On Abbots v Barry, I think the only answer is doesn't it depend on your view of unjust enrichment. If, unlike me, you accepted Peter's explanation in his last book of interceptive subtraction, would you not say that the possession of the wine carried with it earnings opportunities and therefore the sale proceeds could also be taken by unjust enrichment? In any case not being familiar with the case, was X D's agent, and if so wouldn't that make a difference?
Duncan
Ps I am wholly unpersuaded that English law accepts juristic reasons – the new Birksian model strikes me as flawed in a number of respects; explanations forthcoming if you like.
Dr Duncan Sheehan
Senior Lecturer in Law
Director of Research
Norwich Law School
University of East Anglia
Norwich NR4 7TJ
United Kingdom
-----Original Message-----
From: Charles Mitchell
Sent: Friday, November 23, 2007 5:05 PM
To: Jason Neyers
Subject: ODG RE: deceit: damages and account
Picking up first on Lionel’s point re waiver, of course I have to agree that the nineteenth century judges were not asking themselves whether an action for money had and received following a waiver of tort was a claim for the profits of wrongdoing or a claim for restitution of unjust enrichment. So when we look back at the cases we must say that many are susceptible to alternative analysis since the plaintiff made a mistake and the quantum of the remedy would have been the same either way.

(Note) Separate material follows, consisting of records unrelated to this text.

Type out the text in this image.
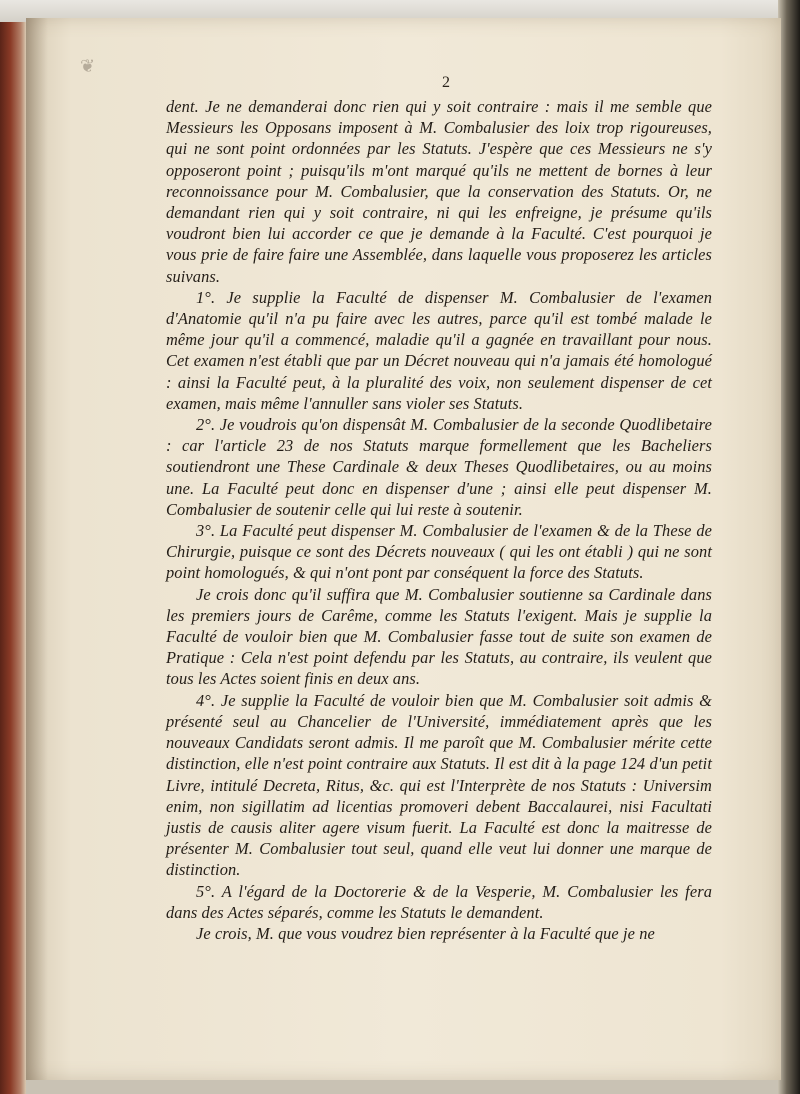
❦
2

dent. Je ne demanderai donc rien qui y soit contraire : mais il me semble que Messieurs les Opposans imposent à M. Combalusier des loix trop rigoureuses, qui ne sont point ordonnées par les Statuts. J'espère que ces Messieurs ne s'y opposeront point ; puisqu'ils m'ont marqué qu'ils ne mettent de bornes à leur reconnoissance pour M. Combalusier, que la conservation des Statuts. Or, ne demandant rien qui y soit contraire, ni qui les enfreigne, je présume qu'ils voudront bien lui accorder ce que je demande à la Faculté. C'est pourquoi je vous prie de faire faire une Assemblée, dans laquelle vous proposerez les articles suivans.

1°. Je supplie la Faculté de dispenser M. Combalusier de l'examen d'Anatomie qu'il n'a pu faire avec les autres, parce qu'il est tombé malade le même jour qu'il a commencé, maladie qu'il a gagnée en travaillant pour nous. Cet examen n'est établi que par un Décret nouveau qui n'a jamais été homologué : ainsi la Faculté peut, à la pluralité des voix, non seulement dispenser de cet examen, mais même l'annuller sans violer ses Statuts.

2°. Je voudrois qu'on dispensât M. Combalusier de la seconde Quodlibetaire : car l'article 23 de nos Statuts marque formellement que les Bacheliers soutiendront une These Cardinale & deux Theses Quodlibetaires, ou au moins une. La Faculté peut donc en dispenser d'une ; ainsi elle peut dispenser M. Combalusier de soutenir celle qui lui reste à soutenir.

3°. La Faculté peut dispenser M. Combalusier de l'examen & de la These de Chirurgie, puisque ce sont des Décrets nouveaux ( qui les ont établi ) qui ne sont point homologués, & qui n'ont pont par conséquent la force des Statuts.

Je crois donc qu'il suffira que M. Combalusier soutienne sa Cardinale dans les premiers jours de Carême, comme les Statuts l'exigent. Mais je supplie la Faculté de vouloir bien que M. Combalusier fasse tout de suite son examen de Pratique : Cela n'est point defendu par les Statuts, au contraire, ils veulent que tous les Actes soient finis en deux ans.

4°. Je supplie la Faculté de vouloir bien que M. Combalusier soit admis & présenté seul au Chancelier de l'Université, immédiatement après que les nouveaux Candidats seront admis. Il me paroît que M. Combalusier mérite cette distinction, elle n'est point contraire aux Statuts. Il est dit à la page 124 d'un petit Livre, intitulé Decreta, Ritus, &c. qui est l'Interprète de nos Statuts : Universim enim, non sigillatim ad licentias promoveri debent Baccalaurei, nisi Facultati justis de causis aliter agere visum fuerit. La Faculté est donc la maitresse de présenter M. Combalusier tout seul, quand elle veut lui donner une marque de distinction.

5°. A l'égard de la Doctorerie & de la Vesperie, M. Combalusier les fera dans des Actes séparés, comme les Statuts le demandent.

Je crois, M. que vous voudrez bien représenter à la Faculté que je ne
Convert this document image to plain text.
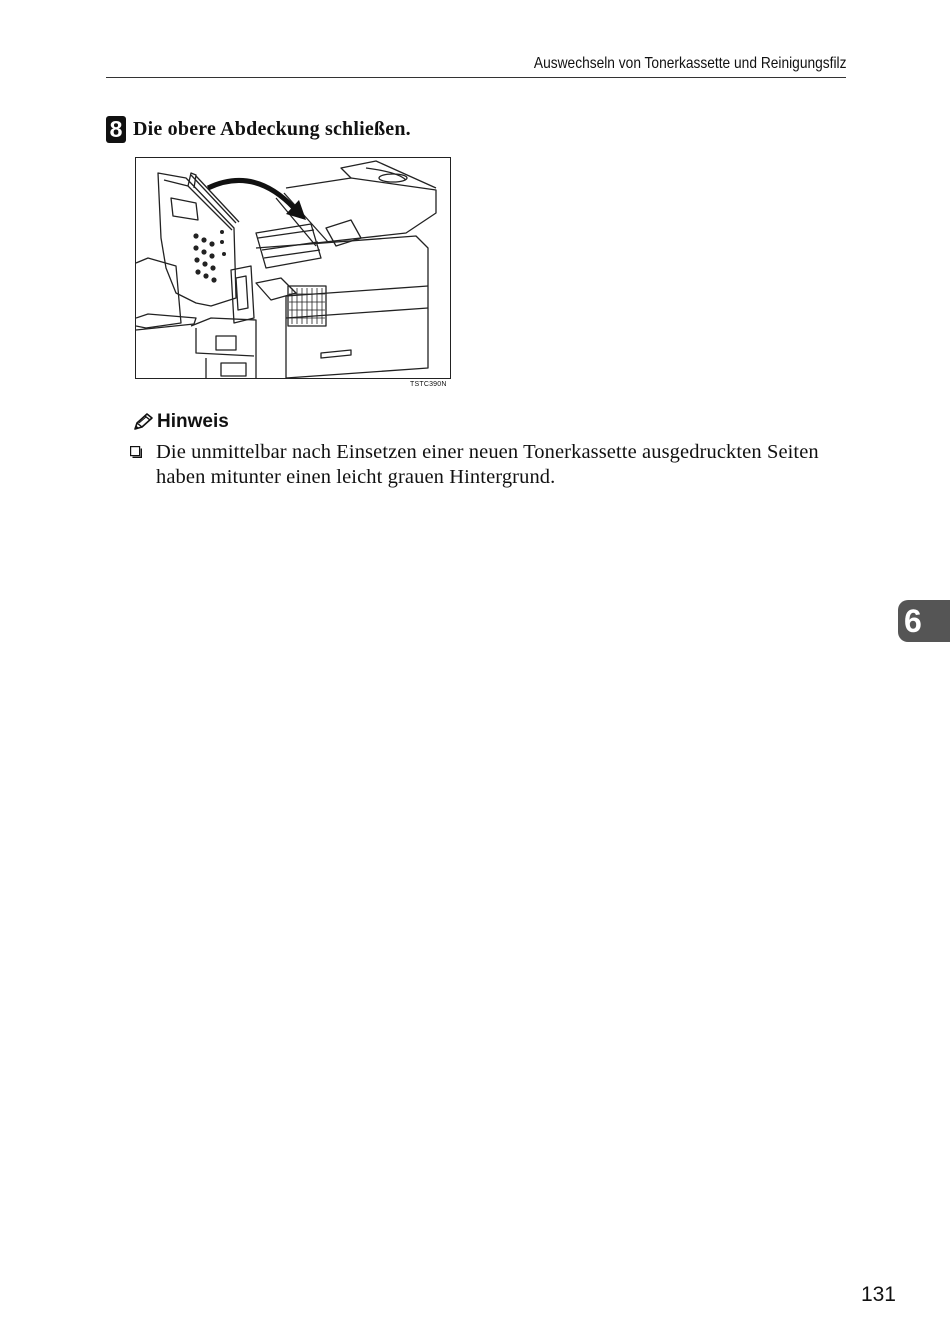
Auswechseln von Tonerkassette und Reinigungsfilz
8 Die obere Abdeckung schließen.
TSTC390N
Hinweis
Die unmittelbar nach Einsetzen einer neuen Tonerkassette ausgedruckten Seiten haben mitunter einen leicht grauen Hintergrund.
6
131
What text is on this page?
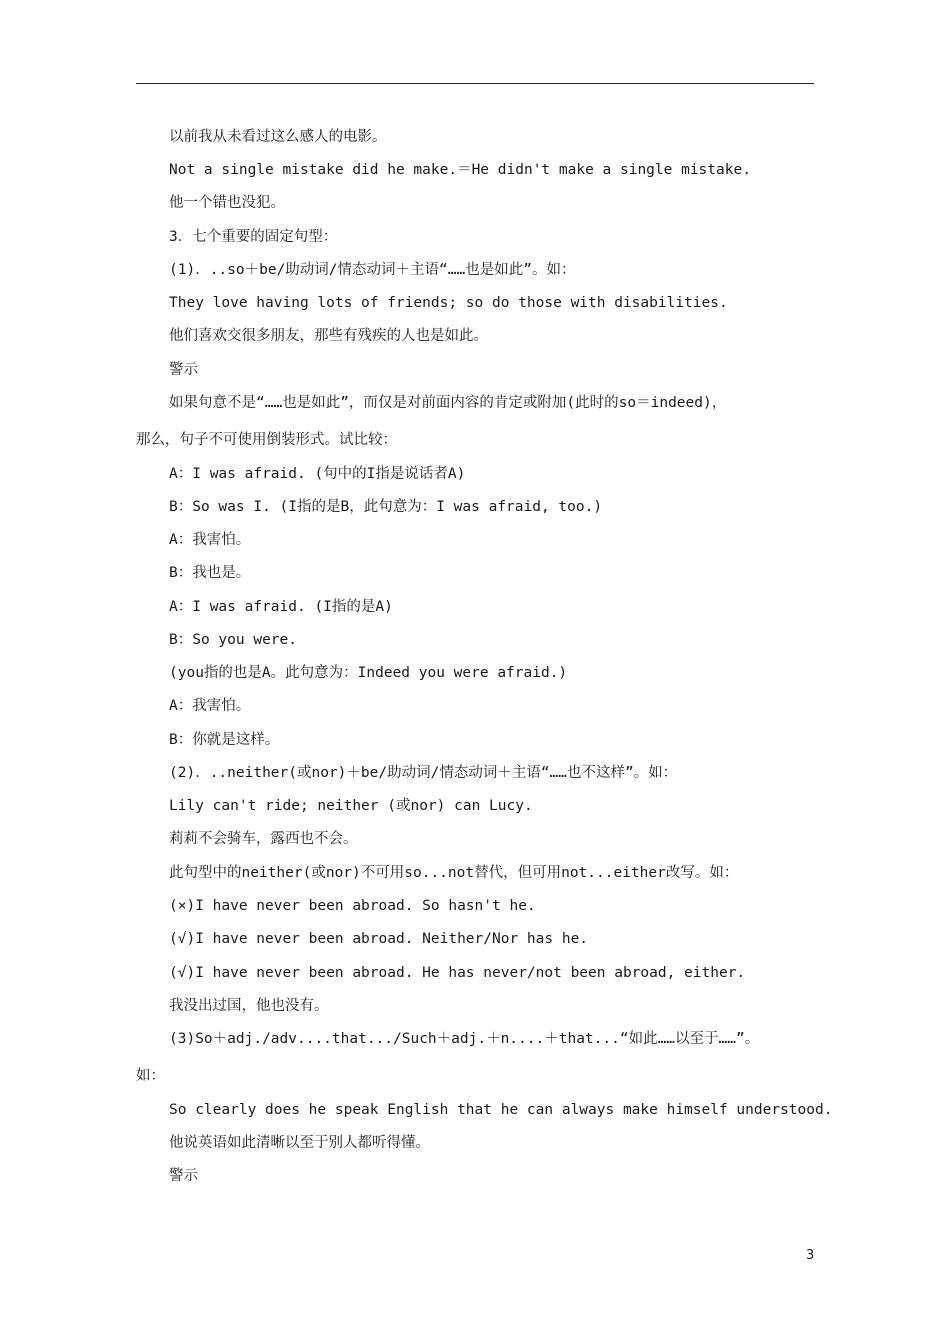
以前我从未看过这么感人的电影。
Not a single mistake did he make.＝He didn't make a single mistake.
他一个错也没犯。
3．七个重要的固定句型：
(1)．..so＋be/助动词/情态动词＋主语“……也是如此”。如：
They love having lots of friends; so do those with disabilities.
他们喜欢交很多朋友，那些有残疾的人也是如此。
警示
如果句意不是“……也是如此”，而仅是对前面内容的肯定或附加(此时的so＝indeed)，
那么，句子不可使用倒装形式。试比较：
A：I was afraid. (句中的I指是说话者A)
B：So was I. (I指的是B，此句意为：I was afraid, too.)
A：我害怕。
B：我也是。
A：I was afraid. (I指的是A)
B：So you were.
(you指的也是A。此句意为：Indeed you were afraid.)
A：我害怕。
B：你就是这样。
(2)．..neither(或nor)＋be/助动词/情态动词＋主语“……也不这样”。如：
Lily can't ride; neither (或nor) can Lucy.
莉莉不会骑车，露西也不会。
此句型中的neither(或nor)不可用so...not替代，但可用not...either改写。如：
(×)I have never been abroad. So hasn't he.
(√)I have never been abroad. Neither/Nor has he.
(√)I have never been abroad. He has never/not been abroad, either.
我没出过国，他也没有。
(3)So＋adj./adv....that.../Such＋adj.＋n....＋that...“如此……以至于……”。
如：
So clearly does he speak English that he can always make himself understood.
他说英语如此清晰以至于别人都听得懂。
警示
3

But I like Jason’s suggestion that looking at the award may help us to eliminate the unjust enrichment explanation if we can show that this looked to gains in D’s hands rather than the value of the assets transferred from P where those two things were different. Is Abbotts v Barry like this? D orchestrated a fraud pursuant to which his creature X induced P to sell X wine which X then failed to pay for; X handed the wine over to D, who sold it on; P claimed the sale proceeds in D’s hands as the profits accruing from the fraud and recovered them as money had and received.
So far as the corrective justice point goes, I happily line up with Lionel - which is why I take heart from Etherton J’s findings at first instance in Murad at [342]-[347], despite Arden LJ’s negative line in the CA.